Common name: Petrochromis Trewavasae
Scientific name: Petrochromis Trewavasae
Average Adult Fish Size: 18cm / 7 Inches
Place of Origin: Lake Tanganyika
Typical Tank setup: Rocky Tanganyika tank with plenty of open swimming space
Recommended Minimum Aquarium Capacity: 600 Litres
Compatibility: Petrochromis cichlids should really be kept with other Petrochromis in a species only tank however some keep smaller younger Petro’s with Tropheus. Due to the huge appetite the Petrochromis have it may not be advisable to even keep Tropheus with them due to the possibility of them over eating and developing Tropheus Bloat.

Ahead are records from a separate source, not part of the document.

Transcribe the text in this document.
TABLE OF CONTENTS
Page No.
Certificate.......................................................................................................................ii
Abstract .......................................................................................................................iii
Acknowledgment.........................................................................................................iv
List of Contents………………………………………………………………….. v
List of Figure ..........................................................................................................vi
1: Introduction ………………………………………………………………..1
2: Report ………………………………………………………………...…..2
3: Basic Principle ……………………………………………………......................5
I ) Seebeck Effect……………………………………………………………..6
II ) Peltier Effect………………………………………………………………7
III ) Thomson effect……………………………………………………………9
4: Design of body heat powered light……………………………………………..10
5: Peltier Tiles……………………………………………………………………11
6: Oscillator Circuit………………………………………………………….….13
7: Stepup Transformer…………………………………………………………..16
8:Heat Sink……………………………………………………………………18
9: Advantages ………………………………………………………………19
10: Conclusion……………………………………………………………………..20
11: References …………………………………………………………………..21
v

Temperature: 24-27 Deg C / 74-79 Deg F
Water chemistry: pH 7.6-8.6
Feeding: Spirulina-based flake food supplemented with fresh green vegetables such as romaine lettuce and spinach.
Sexing: Males may grow quicker and become larger than females and venting can also be done to try to work out the sex however this can prove to be tricky for some.
Breeding: Males are quite territorial and are aggressive in their attempts to coax females to spawn. They never seem to tire of this either – males want to spawn every minute of the day. This fish should never be kept in 1:1 ratios. One male to three or four females is an ideal ratio, but keep in mind that the only correct way to keep this species in captivity is in a group of ten or more individuals. The most difficult challenge to breeding Petrochromis is bringing the females into spawning condition.
Additional Information: Often thought of as one of the hardest tropical fish to keep and the ultimate fish to manage to breed due to the high price tag these fish demand. Species are being brought in to Europe more frequently now compared to say 2010 however they are still very rare but an absolute marvel in the aquarium if you can successfully keep them. Must be kept in a very large aquarium and is recommended to be a species only tank.
The Petrochromis sp. Trewavasae can almost be likened to young Tropheus Duboisi with their black colouration and white spots however some specimens can be quite washed out and the spots barely seen.